Mueller's two-volume report detailed at least ten incidents of criminal obstruction of justice that would normally be prosecuted by the Justice Department if Trump wasn't the president.
"More than 1,000 former Justice Department prosecutors publicly asserted that, but for Trump’s position at the time, any other person who had engaged in such conduct would have be indicted," wrote Lacovara. "It would be irresponsible to conclude that such serious offenses also should be ignored after Trump leaves office."
Weissmann explained that it would essentially nullify the office of the special counsel. If a president can go un-prosecuted for obstructing their investigation, there's no real point of having a special counsel.
Lacovara's third point was that all presidents swear to “faithfully execute the Office of President of the United States.” Doing so means that the president must also “take Care that the Laws be faithfully executed.”
"The convergence between his duty and his oath imposes an obligation on the president to ensure that all laws of the United States, including its criminal laws, are enforced responsibly and equally against all persons," explained Lacovara. "While prosecutors have some discretion about what charges to bring and even about whom to prosecute, it is no more permissible to conclude that former presidents should be excused from criminal culpability than it should be for former corrupt judges or pederast priests or bribe-taking television personalities."
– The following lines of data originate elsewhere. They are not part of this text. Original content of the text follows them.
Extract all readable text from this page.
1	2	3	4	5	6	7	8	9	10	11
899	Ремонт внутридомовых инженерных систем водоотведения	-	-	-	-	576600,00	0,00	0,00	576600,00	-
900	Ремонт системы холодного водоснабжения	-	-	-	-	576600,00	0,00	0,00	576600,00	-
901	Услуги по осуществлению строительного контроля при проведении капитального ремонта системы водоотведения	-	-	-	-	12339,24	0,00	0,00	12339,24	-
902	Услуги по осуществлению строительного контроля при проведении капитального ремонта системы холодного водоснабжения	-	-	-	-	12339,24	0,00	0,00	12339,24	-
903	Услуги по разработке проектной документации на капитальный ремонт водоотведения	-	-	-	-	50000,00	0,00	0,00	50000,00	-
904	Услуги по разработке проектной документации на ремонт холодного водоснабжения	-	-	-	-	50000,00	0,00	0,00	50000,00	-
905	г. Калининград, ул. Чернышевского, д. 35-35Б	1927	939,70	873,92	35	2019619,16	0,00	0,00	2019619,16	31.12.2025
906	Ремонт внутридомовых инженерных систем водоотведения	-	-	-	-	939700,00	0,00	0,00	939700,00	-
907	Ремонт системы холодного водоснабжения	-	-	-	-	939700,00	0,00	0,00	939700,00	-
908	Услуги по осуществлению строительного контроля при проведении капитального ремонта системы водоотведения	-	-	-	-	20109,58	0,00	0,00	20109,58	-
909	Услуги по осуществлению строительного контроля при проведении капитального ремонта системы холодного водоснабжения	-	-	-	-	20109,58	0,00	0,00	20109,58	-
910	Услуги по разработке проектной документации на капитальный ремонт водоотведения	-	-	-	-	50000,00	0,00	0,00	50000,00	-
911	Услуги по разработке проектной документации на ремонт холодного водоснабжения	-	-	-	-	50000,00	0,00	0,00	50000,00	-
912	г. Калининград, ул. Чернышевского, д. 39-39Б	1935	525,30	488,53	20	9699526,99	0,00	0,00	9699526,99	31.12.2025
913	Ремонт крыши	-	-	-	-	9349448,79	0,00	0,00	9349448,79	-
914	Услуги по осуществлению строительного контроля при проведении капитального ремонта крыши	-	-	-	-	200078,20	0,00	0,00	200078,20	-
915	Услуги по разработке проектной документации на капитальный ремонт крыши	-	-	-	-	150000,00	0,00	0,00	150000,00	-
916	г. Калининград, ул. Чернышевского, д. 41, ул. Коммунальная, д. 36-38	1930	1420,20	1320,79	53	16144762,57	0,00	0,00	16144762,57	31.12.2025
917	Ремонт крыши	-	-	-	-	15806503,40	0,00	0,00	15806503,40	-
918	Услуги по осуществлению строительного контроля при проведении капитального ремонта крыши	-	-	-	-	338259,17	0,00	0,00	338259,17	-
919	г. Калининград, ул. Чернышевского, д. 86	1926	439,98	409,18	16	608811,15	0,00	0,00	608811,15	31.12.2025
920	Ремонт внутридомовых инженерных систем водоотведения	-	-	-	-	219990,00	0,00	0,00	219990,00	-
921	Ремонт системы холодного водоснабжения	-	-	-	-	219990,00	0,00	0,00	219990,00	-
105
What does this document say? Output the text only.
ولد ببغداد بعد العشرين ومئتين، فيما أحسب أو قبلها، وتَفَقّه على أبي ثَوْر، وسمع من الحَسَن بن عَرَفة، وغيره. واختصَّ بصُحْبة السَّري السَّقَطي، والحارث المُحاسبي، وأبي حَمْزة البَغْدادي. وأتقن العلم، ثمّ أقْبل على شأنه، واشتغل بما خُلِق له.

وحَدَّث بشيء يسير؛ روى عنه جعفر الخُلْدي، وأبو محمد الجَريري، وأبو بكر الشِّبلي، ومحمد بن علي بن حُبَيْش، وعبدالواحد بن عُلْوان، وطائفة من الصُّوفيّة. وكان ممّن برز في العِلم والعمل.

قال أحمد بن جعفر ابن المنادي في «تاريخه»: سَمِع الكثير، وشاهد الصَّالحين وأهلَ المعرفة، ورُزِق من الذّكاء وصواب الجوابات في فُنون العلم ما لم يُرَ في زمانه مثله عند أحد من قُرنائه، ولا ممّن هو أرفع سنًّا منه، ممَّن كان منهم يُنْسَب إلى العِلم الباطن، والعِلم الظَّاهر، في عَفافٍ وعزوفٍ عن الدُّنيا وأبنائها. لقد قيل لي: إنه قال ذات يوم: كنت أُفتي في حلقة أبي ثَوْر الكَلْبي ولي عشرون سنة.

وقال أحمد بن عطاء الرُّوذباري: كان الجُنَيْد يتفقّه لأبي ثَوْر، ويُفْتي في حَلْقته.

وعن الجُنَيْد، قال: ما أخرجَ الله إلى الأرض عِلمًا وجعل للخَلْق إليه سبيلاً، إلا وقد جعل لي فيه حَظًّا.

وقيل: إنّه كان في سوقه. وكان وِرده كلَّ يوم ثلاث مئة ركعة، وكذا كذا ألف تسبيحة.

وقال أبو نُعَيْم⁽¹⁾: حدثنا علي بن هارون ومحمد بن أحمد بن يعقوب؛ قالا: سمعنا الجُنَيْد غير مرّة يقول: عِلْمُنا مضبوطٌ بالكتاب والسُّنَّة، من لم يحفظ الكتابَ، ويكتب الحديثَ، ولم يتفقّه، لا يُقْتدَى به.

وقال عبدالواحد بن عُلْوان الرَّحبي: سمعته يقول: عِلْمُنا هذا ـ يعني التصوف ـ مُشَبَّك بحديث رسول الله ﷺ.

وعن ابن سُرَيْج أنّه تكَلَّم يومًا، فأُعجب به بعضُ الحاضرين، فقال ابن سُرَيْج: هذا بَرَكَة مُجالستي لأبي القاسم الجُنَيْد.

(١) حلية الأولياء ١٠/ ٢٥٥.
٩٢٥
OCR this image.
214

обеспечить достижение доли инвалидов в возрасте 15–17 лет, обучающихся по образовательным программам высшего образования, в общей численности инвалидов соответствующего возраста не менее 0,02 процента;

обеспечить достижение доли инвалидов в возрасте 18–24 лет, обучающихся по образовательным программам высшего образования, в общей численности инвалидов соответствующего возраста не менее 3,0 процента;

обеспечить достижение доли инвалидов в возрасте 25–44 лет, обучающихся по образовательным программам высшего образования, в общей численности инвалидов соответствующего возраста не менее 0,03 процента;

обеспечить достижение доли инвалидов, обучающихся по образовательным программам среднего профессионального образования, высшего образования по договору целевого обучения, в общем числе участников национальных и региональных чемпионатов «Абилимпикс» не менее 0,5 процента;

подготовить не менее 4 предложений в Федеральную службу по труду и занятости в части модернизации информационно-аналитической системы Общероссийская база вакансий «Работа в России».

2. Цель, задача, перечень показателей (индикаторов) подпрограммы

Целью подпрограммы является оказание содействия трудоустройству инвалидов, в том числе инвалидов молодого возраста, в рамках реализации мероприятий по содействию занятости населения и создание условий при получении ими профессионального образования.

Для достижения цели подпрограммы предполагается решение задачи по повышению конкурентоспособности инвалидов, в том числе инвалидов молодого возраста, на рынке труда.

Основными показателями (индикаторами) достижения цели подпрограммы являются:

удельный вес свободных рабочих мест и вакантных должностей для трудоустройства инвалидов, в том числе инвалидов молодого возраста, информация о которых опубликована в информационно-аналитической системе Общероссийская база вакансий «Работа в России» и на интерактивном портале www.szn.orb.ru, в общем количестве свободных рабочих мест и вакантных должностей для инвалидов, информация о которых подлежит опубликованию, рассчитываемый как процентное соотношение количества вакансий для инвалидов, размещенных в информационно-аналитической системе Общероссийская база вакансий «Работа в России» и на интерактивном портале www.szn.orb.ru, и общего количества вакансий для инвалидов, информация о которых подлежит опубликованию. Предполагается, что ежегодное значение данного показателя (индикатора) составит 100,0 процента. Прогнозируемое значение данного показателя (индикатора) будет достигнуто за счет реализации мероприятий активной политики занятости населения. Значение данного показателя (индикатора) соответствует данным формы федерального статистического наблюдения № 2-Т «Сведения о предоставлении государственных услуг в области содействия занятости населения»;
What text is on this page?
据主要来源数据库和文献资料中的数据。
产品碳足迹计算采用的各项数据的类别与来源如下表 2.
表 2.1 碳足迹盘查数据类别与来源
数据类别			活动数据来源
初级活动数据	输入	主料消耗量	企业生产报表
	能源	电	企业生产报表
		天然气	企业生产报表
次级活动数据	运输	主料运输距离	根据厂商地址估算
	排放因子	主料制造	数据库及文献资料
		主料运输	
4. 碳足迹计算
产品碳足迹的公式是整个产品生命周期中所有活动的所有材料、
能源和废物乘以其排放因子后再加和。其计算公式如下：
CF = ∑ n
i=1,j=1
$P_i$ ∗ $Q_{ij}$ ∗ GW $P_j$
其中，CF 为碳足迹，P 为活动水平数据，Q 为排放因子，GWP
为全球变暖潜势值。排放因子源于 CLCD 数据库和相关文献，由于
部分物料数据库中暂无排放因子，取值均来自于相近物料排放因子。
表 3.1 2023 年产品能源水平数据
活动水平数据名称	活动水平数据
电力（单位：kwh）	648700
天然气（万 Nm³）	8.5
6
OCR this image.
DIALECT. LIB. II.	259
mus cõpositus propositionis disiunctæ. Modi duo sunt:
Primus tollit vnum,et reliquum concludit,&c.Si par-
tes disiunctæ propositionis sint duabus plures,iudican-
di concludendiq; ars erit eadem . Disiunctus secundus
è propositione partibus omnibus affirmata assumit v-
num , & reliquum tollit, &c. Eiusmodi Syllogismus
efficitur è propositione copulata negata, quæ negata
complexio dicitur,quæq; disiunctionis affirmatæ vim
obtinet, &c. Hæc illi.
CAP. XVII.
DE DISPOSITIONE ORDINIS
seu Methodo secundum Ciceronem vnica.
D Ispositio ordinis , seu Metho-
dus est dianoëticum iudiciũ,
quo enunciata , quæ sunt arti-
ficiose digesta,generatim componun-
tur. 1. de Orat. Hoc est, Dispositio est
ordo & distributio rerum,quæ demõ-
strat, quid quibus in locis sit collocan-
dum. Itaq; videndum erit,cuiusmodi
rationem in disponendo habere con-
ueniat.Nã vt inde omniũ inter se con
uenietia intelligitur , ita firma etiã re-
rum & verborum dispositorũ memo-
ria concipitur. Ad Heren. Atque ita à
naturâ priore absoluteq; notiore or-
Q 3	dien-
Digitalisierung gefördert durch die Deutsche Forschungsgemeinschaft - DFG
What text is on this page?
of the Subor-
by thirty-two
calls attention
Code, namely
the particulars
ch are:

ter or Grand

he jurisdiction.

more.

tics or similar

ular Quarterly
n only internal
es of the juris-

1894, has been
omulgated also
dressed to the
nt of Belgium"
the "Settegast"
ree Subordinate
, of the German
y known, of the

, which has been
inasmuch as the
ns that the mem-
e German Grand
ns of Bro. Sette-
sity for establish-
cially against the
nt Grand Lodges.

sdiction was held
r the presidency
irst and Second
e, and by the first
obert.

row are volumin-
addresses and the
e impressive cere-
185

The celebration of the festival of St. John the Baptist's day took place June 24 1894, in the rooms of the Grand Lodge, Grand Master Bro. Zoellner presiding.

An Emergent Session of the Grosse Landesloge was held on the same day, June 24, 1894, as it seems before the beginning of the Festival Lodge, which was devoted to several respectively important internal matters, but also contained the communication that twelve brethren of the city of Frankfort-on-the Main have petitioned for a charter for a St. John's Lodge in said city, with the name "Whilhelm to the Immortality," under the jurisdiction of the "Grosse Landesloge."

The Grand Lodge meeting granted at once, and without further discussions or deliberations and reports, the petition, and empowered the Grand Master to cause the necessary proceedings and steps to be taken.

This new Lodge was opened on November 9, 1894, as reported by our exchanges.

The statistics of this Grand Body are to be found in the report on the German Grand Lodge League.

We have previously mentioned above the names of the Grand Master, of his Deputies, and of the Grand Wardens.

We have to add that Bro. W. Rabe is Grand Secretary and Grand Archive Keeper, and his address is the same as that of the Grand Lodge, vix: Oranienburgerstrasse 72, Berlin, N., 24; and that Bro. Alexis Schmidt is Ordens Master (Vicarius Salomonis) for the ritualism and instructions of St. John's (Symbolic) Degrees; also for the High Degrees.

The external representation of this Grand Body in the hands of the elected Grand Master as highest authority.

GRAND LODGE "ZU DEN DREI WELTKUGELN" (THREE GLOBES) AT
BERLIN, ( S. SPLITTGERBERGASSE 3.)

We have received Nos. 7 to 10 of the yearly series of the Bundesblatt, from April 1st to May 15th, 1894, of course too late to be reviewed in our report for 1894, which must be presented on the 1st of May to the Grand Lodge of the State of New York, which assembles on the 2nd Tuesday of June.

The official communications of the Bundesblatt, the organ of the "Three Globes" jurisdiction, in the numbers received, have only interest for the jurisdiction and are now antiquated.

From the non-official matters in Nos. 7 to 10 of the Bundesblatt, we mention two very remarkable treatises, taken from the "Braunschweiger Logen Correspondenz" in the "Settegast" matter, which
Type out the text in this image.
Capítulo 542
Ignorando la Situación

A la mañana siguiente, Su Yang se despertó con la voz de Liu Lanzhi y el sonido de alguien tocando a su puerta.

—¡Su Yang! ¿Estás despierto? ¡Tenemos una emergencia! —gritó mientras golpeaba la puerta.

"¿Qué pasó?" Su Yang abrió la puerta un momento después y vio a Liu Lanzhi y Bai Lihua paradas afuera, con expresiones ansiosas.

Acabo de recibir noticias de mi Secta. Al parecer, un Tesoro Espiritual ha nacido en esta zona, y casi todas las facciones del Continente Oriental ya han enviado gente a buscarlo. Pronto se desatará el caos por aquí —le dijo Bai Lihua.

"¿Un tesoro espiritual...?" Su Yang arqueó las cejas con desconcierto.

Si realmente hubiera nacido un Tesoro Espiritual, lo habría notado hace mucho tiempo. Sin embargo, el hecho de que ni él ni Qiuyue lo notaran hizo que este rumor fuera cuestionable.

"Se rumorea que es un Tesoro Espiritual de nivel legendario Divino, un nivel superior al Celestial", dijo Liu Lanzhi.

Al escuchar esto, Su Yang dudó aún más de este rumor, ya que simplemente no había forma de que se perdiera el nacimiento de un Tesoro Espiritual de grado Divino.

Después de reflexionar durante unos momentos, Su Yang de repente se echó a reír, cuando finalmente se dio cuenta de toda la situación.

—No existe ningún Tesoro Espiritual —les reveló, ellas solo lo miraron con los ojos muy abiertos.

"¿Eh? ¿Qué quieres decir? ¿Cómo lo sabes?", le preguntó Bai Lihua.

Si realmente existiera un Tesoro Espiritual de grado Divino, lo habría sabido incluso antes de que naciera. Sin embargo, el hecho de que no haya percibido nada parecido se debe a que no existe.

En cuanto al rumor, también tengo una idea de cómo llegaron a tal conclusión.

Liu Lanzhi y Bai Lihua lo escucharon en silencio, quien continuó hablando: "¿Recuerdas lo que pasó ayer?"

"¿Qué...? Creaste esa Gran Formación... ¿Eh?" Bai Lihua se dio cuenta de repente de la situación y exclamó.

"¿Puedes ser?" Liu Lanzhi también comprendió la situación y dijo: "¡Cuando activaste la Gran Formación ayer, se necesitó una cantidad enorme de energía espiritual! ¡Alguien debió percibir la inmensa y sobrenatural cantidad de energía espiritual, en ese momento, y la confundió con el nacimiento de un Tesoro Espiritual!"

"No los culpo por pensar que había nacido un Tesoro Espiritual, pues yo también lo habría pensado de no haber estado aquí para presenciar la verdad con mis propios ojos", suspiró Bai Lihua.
Whether Biden passes the job off to the Justice Department or an independent counsel is up to him.
"All that is necessary and appropriate is to make it unambiguously clear to career Justice Department prosecutors that they may apply normal prosecutorial standards in deciding what to investigate and whom to charge," said Lacovara.
Given the Senate essentially collapsed the impeachment process, now is the time to "treat the criminal law as a real, available check on presidential abuses."
"Three presidents have been impeached, but none has been convicted. The requirement that two-thirds of the Senate vote to convict makes this constitutional remedy a virtual dead letter," Lacovara closed. "If a person who succeeds in acquiring the presidency can flout the criminal law with impunity, then we will have rendered our republic unrecognizable to the Founders and dangerous for our descendants."